In their work, the 19th-century pretence to a scientific objectivity that never really existed in photography is replaced by an overtly subjective approach. Landscapes imbued with history – a towering rock from the area where limestone was quarried to build Sagalassos’s monuments, a marsh where pollen cores have revealed thousands of years of ecological change – take on an importance equal to the historical artefacts themselves.
The pair also set themselves apart from the contemporary landscape photographers – think Robert Adams or Edward Burtynsky – who focus on the damage wrought by people upon the natural world. Instead of documenting a ‘human-altered landscape’, they have defined their approach as looking at the ‘history-altered landscape’ – a concept taking in a much longer timespan and more overlapping layers of transformation.
Rolling hills shimmer in a silkscreen print on geotextile, a permeable synthetic material used by archaeologists to separate and protect excavation layers. It shows the site near Sagalassos where soil erosion revealed once-buried stone tools dating back to the Neanderthals. A silkscreen print of the steep cliffs around the ancient city of Termessos renders further obscure overgrown ruins that were quickly encroached upon again by nature when the site was abandoned sometime around the 5th century.
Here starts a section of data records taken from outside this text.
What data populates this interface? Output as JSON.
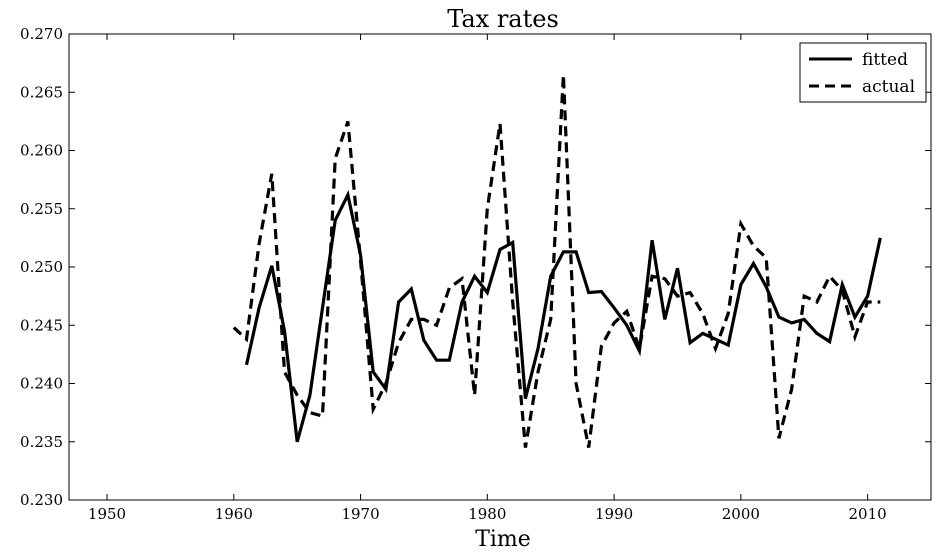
{
  "chart_data": {
    "type": "line",
    "title": "Tax rates",
    "xlabel": "Time",
    "ylabel": "",
    "xlim": [
      1947,
      2015
    ],
    "ylim": [
      0.23,
      0.27
    ],
    "xticks": [
      1950,
      1960,
      1970,
      1980,
      1990,
      2000,
      2010
    ],
    "yticks": [
      "0.230",
      "0.235",
      "0.240",
      "0.245",
      "0.250",
      "0.255",
      "0.260",
      "0.265",
      "0.270"
    ],
    "grid": false,
    "legend_position": "top-right",
    "series": [
      {
        "name": "fitted",
        "style": "solid",
        "color": "#000000",
        "x": [
          1961,
          1962,
          1963,
          1964,
          1965,
          1966,
          1967,
          1968,
          1969,
          1970,
          1971,
          1972,
          1973,
          1974,
          1975,
          1976,
          1977,
          1978,
          1979,
          1980,
          1981,
          1982,
          1983,
          1984,
          1985,
          1986,
          1987,
          1988,
          1989,
          1990,
          1991,
          1992,
          1993,
          1994,
          1995,
          1996,
          1997,
          1998,
          1999,
          2000,
          2001,
          2002,
          2003,
          2004,
          2005,
          2006,
          2007,
          2008,
          2009,
          2010,
          2011
        ],
        "y": [
          0.2416,
          0.2465,
          0.2501,
          0.2445,
          0.235,
          0.239,
          0.2465,
          0.254,
          0.2562,
          0.251,
          0.241,
          0.2395,
          0.247,
          0.2481,
          0.2437,
          0.242,
          0.242,
          0.247,
          0.2492,
          0.2478,
          0.2515,
          0.2521,
          0.2387,
          0.243,
          0.2492,
          0.2513,
          0.2513,
          0.2478,
          0.2479,
          0.2465,
          0.245,
          0.2428,
          0.2523,
          0.2455,
          0.2499,
          0.2435,
          0.2443,
          0.2438,
          0.2433,
          0.2485,
          0.2503,
          0.2483,
          0.2457,
          0.2452,
          0.2455,
          0.2443,
          0.2436,
          0.2485,
          0.2457,
          0.2475,
          0.2525
        ]
      },
      {
        "name": "actual",
        "style": "dashed",
        "color": "#000000",
        "x": [
          1960,
          1961,
          1962,
          1963,
          1964,
          1965,
          1966,
          1967,
          1968,
          1969,
          1970,
          1971,
          1972,
          1973,
          1974,
          1975,
          1976,
          1977,
          1978,
          1979,
          1980,
          1981,
          1982,
          1983,
          1984,
          1985,
          1986,
          1987,
          1988,
          1989,
          1990,
          1991,
          1992,
          1993,
          1994,
          1995,
          1996,
          1997,
          1998,
          1999,
          2000,
          2001,
          2002,
          2003,
          2004,
          2005,
          2006,
          2007,
          2008,
          2009,
          2010,
          2011
        ],
        "y": [
          0.2448,
          0.2438,
          0.252,
          0.258,
          0.241,
          0.239,
          0.2375,
          0.2372,
          0.2593,
          0.2625,
          0.2505,
          0.2378,
          0.24,
          0.2435,
          0.2455,
          0.2455,
          0.245,
          0.2482,
          0.249,
          0.239,
          0.255,
          0.2623,
          0.247,
          0.2345,
          0.241,
          0.2455,
          0.2665,
          0.24,
          0.2345,
          0.2432,
          0.2452,
          0.2462,
          0.243,
          0.2492,
          0.249,
          0.2475,
          0.2478,
          0.246,
          0.243,
          0.246,
          0.2537,
          0.2518,
          0.2508,
          0.2353,
          0.2395,
          0.2475,
          0.247,
          0.2492,
          0.248,
          0.244,
          0.247,
          0.247
        ]
      }
    ]
  }
}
Despite working with analogue cameras and film, Vandermeulen and Veys had been scanning their photographs and printing them digitally until the Covid-19 pandemic brought their already slow photography process to a near standstill. Unable to travel and create new images, they began experimenting with 19th-century processes such as salt prints and albumen prints, as well as modern alternative processes such as silkscreen, UV and photo polymer prints. All of the images in ‘Intersecting Past and Present’ are printed by hand, making each piece unique and adding another layer to the idea of the palimpsest that is central to the pair’s work.
Not all pieces in the show are equally successful; some older images employing a dramatic tilt-shift effect tip too far into artifice, as if depicting a scale model of an ancient city rather than a real place. But the overall body of work creates a compelling impression of places both eternal and ever-changing, of presence sitting with absence, of the passing and permanence of time. ‘When you photograph a monument, it has been excavated, it is static,’ Vandermeulen says. ‘A landscape is more of a process.’
‘Intersecting Past and Present: A Photographic Exploration’ is at ANAMED Gallery, Istanbul, until 17 October. A companion photo book, The Tortoise Arrived Alone One Day, is published by Yapı Kredi Yayınları.